Soulignons que Myst IV est un jeu à la première personne. L’immersion est donc un point important. On a d’autant plus « l’impression d’y être » que la musique et les bruitages sont parfaitement orchestrés. D’un côté la bande-son est à la fois discrète et très jolie, très bien adaptée à chaque situation, elle permet d’entrer complètement dans l’ambiance (petit coup de cœur sur la musique de Sérénia et le thème principal du jeu) ; de l’autre les bruitages apportent énormément de réalisme.

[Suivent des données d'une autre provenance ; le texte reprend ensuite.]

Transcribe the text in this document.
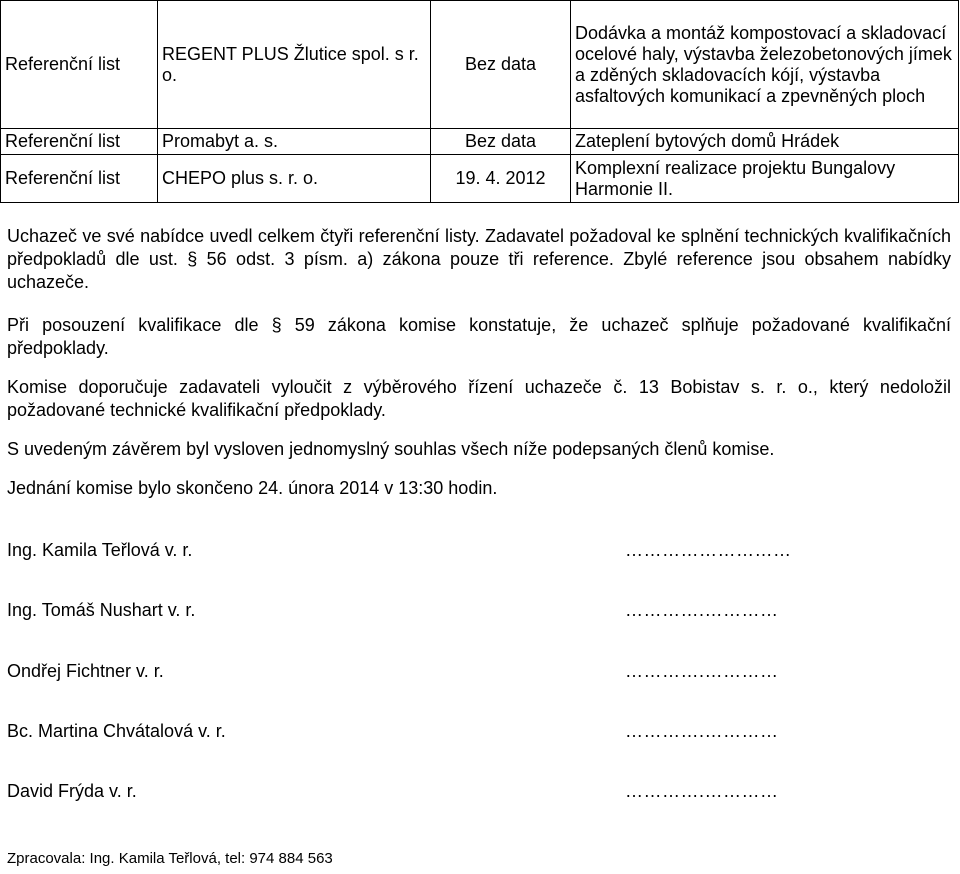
Referenční list	REGENT PLUS Žlutice spol. s r. o.	Bez data	Dodávka a montáž kompostovací a skladovací ocelové haly, výstavba železobetonových jímek a zděných skladovacích kójí, výstavba asfaltových komunikací a zpevněných ploch
Referenční list	Promabyt a. s.	Bez data	Zateplení bytových domů Hrádek
Referenční list	CHEPO plus s. r. o.	19. 4. 2012	Komplexní realizace projektu Bungalovy Harmonie II.

Uchazeč ve své nabídce uvedl celkem čtyři referenční listy. Zadavatel požadoval ke splnění technických kvalifikačních předpokladů dle ust. § 56 odst. 3 písm. a) zákona pouze tři reference. Zbylé reference jsou obsahem nabídky uchazeče.

Při posouzení kvalifikace dle § 59 zákona komise konstatuje, že uchazeč splňuje požadované kvalifikační předpoklady.

Komise doporučuje zadavateli vyloučit z výběrového řízení uchazeče č. 13 Bobistav s. r. o., který nedoložil požadované technické kvalifikační předpoklady.

S uvedeným závěrem byl vysloven jednomyslný souhlas všech níže podepsaných členů komise.

Jednání komise bylo skončeno 24. února 2014 v 13:30 hodin.

Ing. Kamila Teřlová v. r.	………………………
Ing. Tomáš Nushart v. r.	………….…………
Ondřej Fichtner v. r.	………….…………
Bc. Martina Chvátalová v. r.	………….…………
David Frýda v. r.	………….…………
Zpracovala: Ing. Kamila Teřlová, tel: 974 884 563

Chaque fois que vous touchez un objet il y a un petit son correspondant, et chaque objet fait du bruit à sa manière, que ce soit les lointains cris d’animaux dans la jungle, les échos inquiétants de la roche, le simple son d’une feuille de papier qui se plie ou les pas de votre personnage, il y a toujours cette « impression d’y être ». De plus, le personnage que vous incarnez n’étant jamais décrit, vous pouvez très bien vous substituer à lui et rentrer complètement dans le jeu. Au fil de l’aventure, un médaillon vous sera confié et grâce à lui vous vivrez l’histoire d’une toute autre manière : soit revoir des morceaux du passé en touchant un objet, soit entendre l’histoire de ces objets, ou encore écouter de nouveau ce qu’un personnage vous a dit au même endroit. Vous pourrez donc entrer encore plus profondément dans l’univers et faire votre propre enquête sur les événements inexpliqués qui ne vont pas tarder à avoir lieu.